Re: [PATCH RFC 2/2] mm/memory_hotplug: fix online/offline_pages called w.o. mem_hotplug_lock

From: Rafael J. Wysocki
Date: Fri Aug 17 2018 - 04:20:59 EST


On Fri, Aug 17, 2018 at 9:59 AM David Hildenbrand <david@xxxxxxxxxx> wrote:
>
> There seem to be some problems as result of 30467e0b3be ("mm, hotplug:
> fix concurrent memory hot-add deadlock"), which tried to fix a possible
> lock inversion reported and discussed in [1] due to the two locks
> a) device_lock()
> b) mem_hotplug_lock
>
> While add_memory() first takes b), followed by a) during
> bus_probe_device(), onlining of memory from user space first took b),
> followed by a), exposing a possible deadlock.
>
> In [1], and it was decided to not make use of device_hotplug_lock, but
> rather to enforce a locking order. Looking at 1., this order is not always
> satisfied when calling device_online() - essentially we simply don't take
> one of both locks anymore - and fixing this would require us to
> take the mem_hotplug_lock in core driver code (online_store()), which
> sounds wrong.
>
> The problems I spotted related to this:
>
> 1. Memory block device attributes: While .state first calls
> mem_hotplug_begin() and the calls device_online() - which takes
> device_lock() - .online does no longer call mem_hotplug_begin(), so
> effectively calls online_pages() without mem_hotplug_lock. onlining/
> offlining of pages is no longer serialised across different devices.
>
> 2. device_online() should be called under device_hotplug_lock, however
> onlining memory during add_memory() does not take care of that. (I
> didn't follow how strictly this is needed, but there seems to be a
> reason because it is documented at device_online() and
> device_offline()).
>
> In addition, I think there is also something wrong about the locking in
>
> 3. arch/powerpc/platforms/powernv/memtrace.c calls offline_pages()
> (and device_online()) without locks. This was introduced after
> 30467e0b3be.

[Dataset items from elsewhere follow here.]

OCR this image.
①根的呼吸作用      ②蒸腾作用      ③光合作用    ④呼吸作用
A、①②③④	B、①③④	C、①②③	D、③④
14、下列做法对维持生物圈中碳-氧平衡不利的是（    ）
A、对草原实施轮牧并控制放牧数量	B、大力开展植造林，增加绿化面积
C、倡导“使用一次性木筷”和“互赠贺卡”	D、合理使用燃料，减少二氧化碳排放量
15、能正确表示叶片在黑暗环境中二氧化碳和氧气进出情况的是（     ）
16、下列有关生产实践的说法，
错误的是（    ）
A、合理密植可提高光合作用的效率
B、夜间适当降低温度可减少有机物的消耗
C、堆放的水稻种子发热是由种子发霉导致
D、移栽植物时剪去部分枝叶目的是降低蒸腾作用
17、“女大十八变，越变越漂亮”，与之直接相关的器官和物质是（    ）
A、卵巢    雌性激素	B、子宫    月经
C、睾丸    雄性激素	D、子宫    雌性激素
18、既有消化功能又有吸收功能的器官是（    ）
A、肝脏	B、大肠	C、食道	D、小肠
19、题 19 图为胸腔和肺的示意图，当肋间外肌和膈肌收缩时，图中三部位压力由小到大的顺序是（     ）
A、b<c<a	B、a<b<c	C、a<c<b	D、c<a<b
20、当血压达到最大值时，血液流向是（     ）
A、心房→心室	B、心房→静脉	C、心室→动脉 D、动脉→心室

And skimming over the code, I assume it could need some
> more care in regards to locking.
>
> ACPI code already holds the device_hotplug_lock, and as we are
> effectively hotplugging memory block devices, requiring to hold that
> lock does not sound too wrong, although not chosen in [1], as
> "I don't think resolving a locking dependency is appropriate by
> just serializing them with another lock."
> I think this is the cleanest solution.
>
> Requiring add_memory()/add_memory_resource() to be called under
> device_hotplug_lock fixes 2., taking the mem_hotplug_lock in
> online_pages/offline_pages() fixes 1. and 3.
>
> Fixup all callers of add_memory/add_memory_resource to hold the lock if
> not already done.
>
> So this is essentially a revert of 30467e0b3be, implementation of what
> was suggested in [1] by Vitaly, applied to the current tree.
>
> [1] http://driverdev.linuxdriverproject.org/pipermail/ driverdev-devel/
> 2015-February/065324.html
>
> This patch is partly based on a patch by Vitaly Kuznetsov.
>
> Signed-off-by: David Hildenbrand <david@xxxxxxxxxx>
> ---
> arch/powerpc/platforms/powernv/memtrace.c | 3 ++
> drivers/acpi/acpi_memhotplug.c | 1 +
> drivers/base/memory.c | 18 +++++-----
> drivers/hv/hv_balloon.c | 4 +++
> drivers/s390/char/sclp_cmd.c | 3 ++
> drivers/xen/balloon.c | 3 ++
> mm/memory_hotplug.c | 42 ++++++++++++++++++-----
> 7 files changed, 55 insertions(+), 19 deletions(-)
>
> diff --git a/arch/powerpc/platforms/powernv/memtrace.c b/arch/powerpc/platforms/powernv/memtrace.c
> index 51dc398ae3f7..4c2737a33020 100644
> --- a/arch/powerpc/platforms/powernv/memtrace.c
> +++ b/arch/powerpc/platforms/powernv/memtrace.c
> @@ -206,6 +206,8 @@ static int memtrace_online(void)
> int i, ret = 0;
> struct memtrace_entry *ent;
>
> + /* add_memory() requires device_hotplug_lock */
> + lock_device_hotplug();
> for (i = memtrace_array_nr - 1; i >= 0; i--) {
> ent = &memtrace_array[i];
>
> @@ -244,6 +246,7 @@ static int memtrace_online(void)
> pr_info("Added trace memory back to node %d\n", ent->nid);
> ent->size = ent->start = ent->nid = -1;
> }
> + unlock_device_hotplug();
> if (ret)
> return ret;
>
> diff --git a/drivers/acpi/acpi_memhotplug.c b/drivers/acpi/acpi_memhotplug.c
> index 6b0d3ef7309c..e7a4c7900967 100644
> --- a/drivers/acpi/acpi_memhotplug.c
> +++ b/drivers/acpi/acpi_memhotplug.c
> @@ -228,6 +228,7 @@ static int acpi_memory_enable_device(struct acpi_memory_device *mem_device)
> if (node < 0)
> node = memory_add_physaddr_to_nid(info->start_addr);
>
> + /* we already hold the device_hotplug lock at this point */
> result = add_memory(node, info->start_addr, info->length);
>
> /*

A very minor nit here: I would say "device_hotplug_lock is already
held at this point" in the comment (I sort of don't like to say "we"
in code comments as it is not particularly clear what group of people
is represented by that and the lock is actually called
device_hotplug_lock).

Otherwise the approach is fine by me.

BTW, the reason why device_hotplug_lock is acquired by the ACPI memory
hotplug is because it generally needs to be synchronized with respect
CPU hot-remove and similar. I believe that this may be the case in
non-ACPI setups as well.

Thanks,
Rafael